Vertebral augmentation for spinal fractures offers greater patient survival and overall cost savings - 10/17/2013
Vertebral augmentation for spinal fractures offers greater patient survival and overall cost savings
A study of 69,000 Medicare patient records led by Johns Hopkins researchers shows that people with spine compression fractures who undergo operations to strengthen back bones with cement survive longer and have shorter overall hospital stays than those who stick with bed rest, pain control and physical therapy.
Although so-called interventional augmentation procedures were initially more expensive than conservative medical management of the fractures, the researchers say the former were associated with lower in-hospital mortality and increased survival compared with non-operative management.
"Our results suggest that the beneficial impact of minimally invasive surgery for vertebral compression fractures reaches beyond the acute phase and improves post-discharge survival and morbidity," says Richard L. Skolasky Jr., Sc.D., associate professor at The Johns Hopkins Hospital's Department of Orthopaedic Surgery and Spine Outcomes Research Center.
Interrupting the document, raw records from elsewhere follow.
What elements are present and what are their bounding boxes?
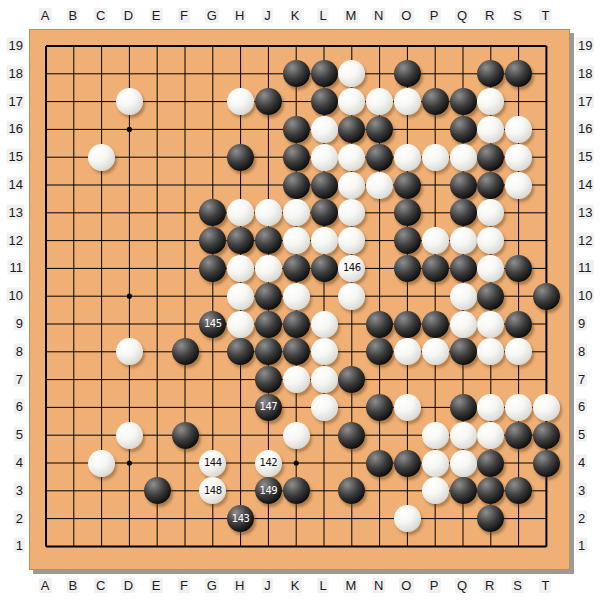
- stone-N17[interactable]: [366, 88, 393, 115]
- stone-K13[interactable]: [283, 199, 310, 226]
- stone-M15[interactable]: [338, 144, 365, 171]
- star-point-K4: [294, 460, 299, 465]
- move-number-142: 142: [260, 458, 278, 468]
- stone-J7[interactable]: [255, 366, 282, 393]
- stone-K8[interactable]: [283, 338, 310, 365]
- coord-label-top-L: L: [317, 8, 328, 23]
- coord-label-bottom-B: B: [66, 578, 79, 593]
- stone-O6[interactable]: [394, 394, 421, 421]
- stone-O4[interactable]: [394, 450, 421, 477]
- move-number-147: 147: [260, 402, 278, 412]
- stone-L6[interactable]: [311, 394, 338, 421]
- coord-label-top-C: C: [94, 8, 107, 23]
- move-number-148: 148: [204, 486, 222, 496]
- coord-label-right-4: 4: [576, 455, 587, 470]
- coord-label-left-1: 1: [14, 538, 25, 553]
- stone-Q16[interactable]: [450, 116, 477, 143]
- stone-N16[interactable]: [366, 116, 393, 143]
- stone-P4[interactable]: [422, 450, 449, 477]
- coord-label-top-D: D: [122, 8, 135, 23]
- stone-E3[interactable]: [144, 477, 171, 504]
- coord-label-right-16: 16: [576, 121, 594, 136]
- coord-label-bottom-T: T: [539, 578, 551, 593]
- stone-Q17[interactable]: [450, 88, 477, 115]
- coord-label-top-Q: Q: [455, 8, 469, 23]
- coord-label-right-14: 14: [576, 177, 594, 192]
- stone-L8[interactable]: [311, 338, 338, 365]
- stone-Q9[interactable]: [450, 311, 477, 338]
- stone-L16[interactable]: [311, 116, 338, 143]
- stone-O8[interactable]: [394, 338, 421, 365]
- coord-label-right-6: 6: [576, 399, 587, 414]
- star-point-D4: [127, 460, 132, 465]
- stone-K11[interactable]: [283, 255, 310, 282]
- stone-L9[interactable]: [311, 311, 338, 338]
- coord-label-left-16: 16: [7, 121, 25, 136]
- coord-label-right-9: 9: [576, 316, 587, 331]
- stone-T10[interactable]: [533, 283, 560, 310]
- coord-label-left-2: 2: [14, 510, 25, 525]
- coord-label-right-13: 13: [576, 204, 594, 219]
- stone-O12[interactable]: [394, 227, 421, 254]
- coord-label-right-15: 15: [576, 149, 594, 164]
- stone-K7[interactable]: [283, 366, 310, 393]
- coord-label-top-B: B: [66, 8, 79, 23]
- coord-label-bottom-L: L: [317, 578, 328, 593]
- coord-label-bottom-E: E: [150, 578, 163, 593]
- coord-label-left-7: 7: [14, 371, 25, 386]
- stone-L18[interactable]: [311, 60, 338, 87]
- coord-label-right-18: 18: [576, 65, 594, 80]
- stone-L14[interactable]: [311, 172, 338, 199]
- stone-N15[interactable]: [366, 144, 393, 171]
- coord-label-left-9: 9: [14, 316, 25, 331]
- stone-M10[interactable]: [338, 283, 365, 310]
- coord-label-bottom-O: O: [399, 578, 413, 593]
- stone-Q6[interactable]: [450, 394, 477, 421]
- coord-label-left-13: 13: [7, 204, 25, 219]
- stone-Q13[interactable]: [450, 199, 477, 226]
- stone-H12[interactable]: [227, 227, 254, 254]
- stone-O13[interactable]: [394, 199, 421, 226]
- stone-N6[interactable]: [366, 394, 393, 421]
- stone-P15[interactable]: [422, 144, 449, 171]
- coord-label-right-11: 11: [576, 260, 594, 275]
- coord-label-bottom-N: N: [372, 578, 385, 593]
- stone-S9[interactable]: [505, 311, 532, 338]
- stone-J3[interactable]: 149: [255, 477, 282, 504]
- stone-O9[interactable]: [394, 311, 421, 338]
- coord-label-bottom-H: H: [233, 578, 246, 593]
- coord-label-top-N: N: [372, 8, 385, 23]
- stone-N4[interactable]: [366, 450, 393, 477]
- coord-label-left-14: 14: [7, 177, 25, 192]
- stone-M5[interactable]: [338, 422, 365, 449]
- star-point-D10: [127, 294, 132, 299]
- stone-G9[interactable]: 145: [199, 311, 226, 338]
- coord-label-bottom-K: K: [289, 578, 302, 593]
- stone-L13[interactable]: [311, 199, 338, 226]
- stone-S5[interactable]: [505, 422, 532, 449]
- stone-Q3[interactable]: [450, 477, 477, 504]
- stone-L12[interactable]: [311, 227, 338, 254]
- move-number-143: 143: [232, 514, 250, 524]
- go-board[interactable]: 146145147144142148149143: [29, 29, 570, 570]
- stone-J13[interactable]: [255, 199, 282, 226]
- coord-label-bottom-Q: Q: [455, 578, 469, 593]
- stone-F8[interactable]: [172, 338, 199, 365]
- stone-J11[interactable]: [255, 255, 282, 282]
- stone-J12[interactable]: [255, 227, 282, 254]
- coord-label-left-4: 4: [14, 455, 25, 470]
- stone-C15[interactable]: [88, 144, 115, 171]
- stone-R4[interactable]: [477, 450, 504, 477]
- coord-label-bottom-J: J: [262, 578, 273, 593]
- coord-label-bottom-G: G: [205, 578, 219, 593]
- coord-label-top-O: O: [399, 8, 413, 23]
- coord-label-right-12: 12: [576, 232, 594, 247]
- stone-S6[interactable]: [505, 394, 532, 421]
- stone-H17[interactable]: [227, 88, 254, 115]
- coord-label-top-K: K: [289, 8, 302, 23]
- stone-L17[interactable]: [311, 88, 338, 115]
- coord-label-bottom-C: C: [94, 578, 107, 593]
- stone-O2[interactable]: [394, 505, 421, 532]
- stone-J8[interactable]: [255, 338, 282, 365]
- move-number-144: 144: [204, 458, 222, 468]
- stone-J9[interactable]: [255, 311, 282, 338]
- stone-G4[interactable]: 144: [199, 450, 226, 477]
- stone-H2[interactable]: 143: [227, 505, 254, 532]
- stone-O17[interactable]: [394, 88, 421, 115]
- stone-T6[interactable]: [533, 394, 560, 421]
- coord-label-left-18: 18: [7, 65, 25, 80]
- move-number-149: 149: [260, 486, 278, 496]
- stone-N14[interactable]: [366, 172, 393, 199]
- coord-label-top-R: R: [483, 8, 496, 23]
- coord-label-top-T: T: [539, 8, 551, 23]
- coord-label-left-11: 11: [8, 260, 26, 275]
- coord-label-top-G: G: [205, 8, 219, 23]
- stone-K15[interactable]: [283, 144, 310, 171]
- coord-label-right-17: 17: [576, 93, 594, 108]
- stone-R16[interactable]: [477, 116, 504, 143]
- go-app: 146145147144142148149143 AABBCCDDEEFFGGH…: [0, 0, 600, 600]
- stone-P9[interactable]: [422, 311, 449, 338]
- stone-C4[interactable]: [88, 450, 115, 477]
- stone-P8[interactable]: [422, 338, 449, 365]
- coord-label-top-S: S: [511, 8, 524, 23]
- coord-label-left-8: 8: [14, 343, 25, 358]
- stone-G11[interactable]: [199, 255, 226, 282]
- stone-T5[interactable]: [533, 422, 560, 449]
- stone-J6[interactable]: 147: [255, 394, 282, 421]
- stone-D8[interactable]: [116, 338, 143, 365]
- stone-Q10[interactable]: [450, 283, 477, 310]
- stone-K9[interactable]: [283, 311, 310, 338]
- stone-P11[interactable]: [422, 255, 449, 282]
- stone-P5[interactable]: [422, 422, 449, 449]
- stone-K10[interactable]: [283, 283, 310, 310]
- coord-label-top-H: H: [233, 8, 246, 23]
- stone-K14[interactable]: [283, 172, 310, 199]
- coord-label-bottom-S: S: [511, 578, 524, 593]
- stone-M14[interactable]: [338, 172, 365, 199]
- stone-H15[interactable]: [227, 144, 254, 171]
- stone-Q8[interactable]: [450, 338, 477, 365]
- stone-R11[interactable]: [477, 255, 504, 282]
- stone-K3[interactable]: [283, 477, 310, 504]
- move-number-145: 145: [204, 319, 222, 329]
- stone-P17[interactable]: [422, 88, 449, 115]
- star-point-D16: [127, 127, 132, 132]
- stone-S11[interactable]: [505, 255, 532, 282]
- stone-R15[interactable]: [477, 144, 504, 171]
- coord-label-right-7: 7: [576, 371, 587, 386]
- coord-label-bottom-A: A: [39, 578, 52, 593]
- stone-R14[interactable]: [477, 172, 504, 199]
- stone-J10[interactable]: [255, 283, 282, 310]
- stone-T4[interactable]: [533, 450, 560, 477]
- coord-label-bottom-R: R: [483, 578, 496, 593]
- stone-N9[interactable]: [366, 311, 393, 338]
- coord-label-left-5: 5: [14, 427, 25, 442]
- coord-label-top-A: A: [39, 8, 52, 23]
- stone-J17[interactable]: [255, 88, 282, 115]
- coord-label-bottom-D: D: [122, 578, 135, 593]
- coord-label-top-F: F: [178, 8, 190, 23]
- stone-Q12[interactable]: [450, 227, 477, 254]
- coord-label-left-17: 17: [7, 93, 25, 108]
- coord-label-left-12: 12: [7, 232, 25, 247]
- stone-S14[interactable]: [505, 172, 532, 199]
- coord-label-right-8: 8: [576, 343, 587, 358]
- stone-M11[interactable]: 146: [338, 255, 365, 282]
- coord-label-right-2: 2: [576, 510, 587, 525]
- coord-label-bottom-M: M: [343, 578, 358, 593]
- coord-label-left-3: 3: [14, 482, 25, 497]
- stone-H10[interactable]: [227, 283, 254, 310]
- stone-D17[interactable]: [116, 88, 143, 115]
- coord-label-left-6: 6: [14, 399, 25, 414]
- stone-K16[interactable]: [283, 116, 310, 143]
- coord-label-left-10: 10: [7, 288, 25, 303]
- stone-K12[interactable]: [283, 227, 310, 254]
- stone-H11[interactable]: [227, 255, 254, 282]
- coord-label-bottom-F: F: [178, 578, 190, 593]
- stone-O15[interactable]: [394, 144, 421, 171]
- coord-label-right-3: 3: [576, 482, 587, 497]
- stone-L15[interactable]: [311, 144, 338, 171]
- coord-label-right-1: 1: [576, 538, 587, 553]
- move-number-146: 146: [343, 263, 361, 273]
- stone-K5[interactable]: [283, 422, 310, 449]
- stone-S15[interactable]: [505, 144, 532, 171]
- coord-label-left-19: 19: [7, 38, 25, 53]
- stone-Q4[interactable]: [450, 450, 477, 477]
- stone-R9[interactable]: [477, 311, 504, 338]
- stone-O18[interactable]: [394, 60, 421, 87]
- stone-R6[interactable]: [477, 394, 504, 421]
- stone-P3[interactable]: [422, 477, 449, 504]
- coord-label-top-M: M: [343, 8, 358, 23]
- stone-Q15[interactable]: [450, 144, 477, 171]
- stone-P12[interactable]: [422, 227, 449, 254]
- stone-Q14[interactable]: [450, 172, 477, 199]
- coord-label-top-E: E: [150, 8, 163, 23]
- stone-Q5[interactable]: [450, 422, 477, 449]
- stone-M16[interactable]: [338, 116, 365, 143]
- coord-label-right-5: 5: [576, 427, 587, 442]
- coord-label-top-P: P: [428, 8, 441, 23]
- coord-label-top-J: J: [262, 8, 273, 23]
- stone-J4[interactable]: 142: [255, 450, 282, 477]
- stone-L11[interactable]: [311, 255, 338, 282]
- coord-label-right-19: 19: [576, 38, 594, 53]
- stone-R10[interactable]: [477, 283, 504, 310]
- coord-label-bottom-P: P: [428, 578, 441, 593]
- stone-Q11[interactable]: [450, 255, 477, 282]
- stone-H9[interactable]: [227, 311, 254, 338]
- stone-S16[interactable]: [505, 116, 532, 143]
- coord-label-left-15: 15: [7, 149, 25, 164]
- stone-R5[interactable]: [477, 422, 504, 449]
- stone-K18[interactable]: [283, 60, 310, 87]
- stone-O14[interactable]: [394, 172, 421, 199]
- stone-D5[interactable]: [116, 422, 143, 449]
- stone-F5[interactable]: [172, 422, 199, 449]
- stone-L7[interactable]: [311, 366, 338, 393]
- stone-O11[interactable]: [394, 255, 421, 282]
- coord-label-right-10: 10: [576, 288, 594, 303]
Osteoporosis, which mostly affects the elderly, is responsible for more than 700,000 vertebral compression fractures and an estimated 150,000 hospitalizations annually in the United States, Skolasky notes, and can cause significant pain and disability in the elderly. Traditional medical treatment is almost always tried first, while interventional procedures — known as vertebroplasty and kyphoplasty — consist of injecting bone cement through a small hole in the skin into a fractured vertebra. Skolasky noted that vertebral compression fractures are associated with a substantial economic burden, a medical management cost estimated at $13.8 billion in 2001.
In a report on the new study, published in the October edition of The Journal of Bone & Joint Surgery, the researchers said that vertebral augmentation procedures not only appear to be associated with greater patient survival than non-operative management, but also that kyphoplasty — which uses balloon inflation to create an opening for the cement — tends to have a more striking association with survival than vertebroplasty.
"Treating vertebral compression fractures with vertebral augmentation procedures is associated with acute pain relief and improved mobility, but direct comparisons are limited," said Skolasky.
For the study, Skolasky and his colleagues conducted a "post-hoc" analysis and comparison of information on some 69,000 patients sorted into three categories of fracture care: non-operative, vertebroplasty and kyphoplasty. The team examined differences in survival at six months, one year, two years and three years along with complications, length of hospital stay, charges assessed by the discharging hospital and/or the health care provider delivering services, 30-day readmission rates and repeat procedures.
Results showed that the overall survival rate for the entire study population was 77.8 percent at one year and 49.6 percent at three years. The kyphoplasty group had the highest survival rates at one and three years, at 85.2 percent and 59.9 percent, respectively. When examined by age, individuals in the kyphoplasty group consistently had higher survival rates. The study also discovered that patients treated non-operatively on average were hospitalized approximately eight days longer. The total charges for kyphoplasty and vertebroplasty were $12,032 and $7,805 more than those treated non-operatively.
Skolasky said that the study showed that there was no statistically significant difference in postoperative infections and neurologic complications between surgical and non-operative patients. Surgically treated patients were less likely to be diagnosed with pneumonia or a decubitus ulcer, probably owing to shorter hospital stays. Those undergoing kyphoplasty were least likely to have those complications.
Skolasky also noted that other studies have examined differences in mortality associated with these three treatment methods, but that theirs is believed to be the first to examine those elements along with morbidity and costs associated with care.
Skolasky added that their findings may reflect "selection bias," and lack of racial and ethnic diversity, and such further prospective studies are needed to affirm them.
"Despite these limitations, our study did capture a large percentage of the elderly population that was acutely hospitalized for treatment and also assessed long-term complications and survival," he concluded.
The research team included Andrew T. Chen, M.P.H., from the Johns Hopkins Bloomberg School of Public Health, and David B. Cohen, M.D., M.P.H., assistant professor in the Johns Hopkins Department of Orthopaedic Surgery.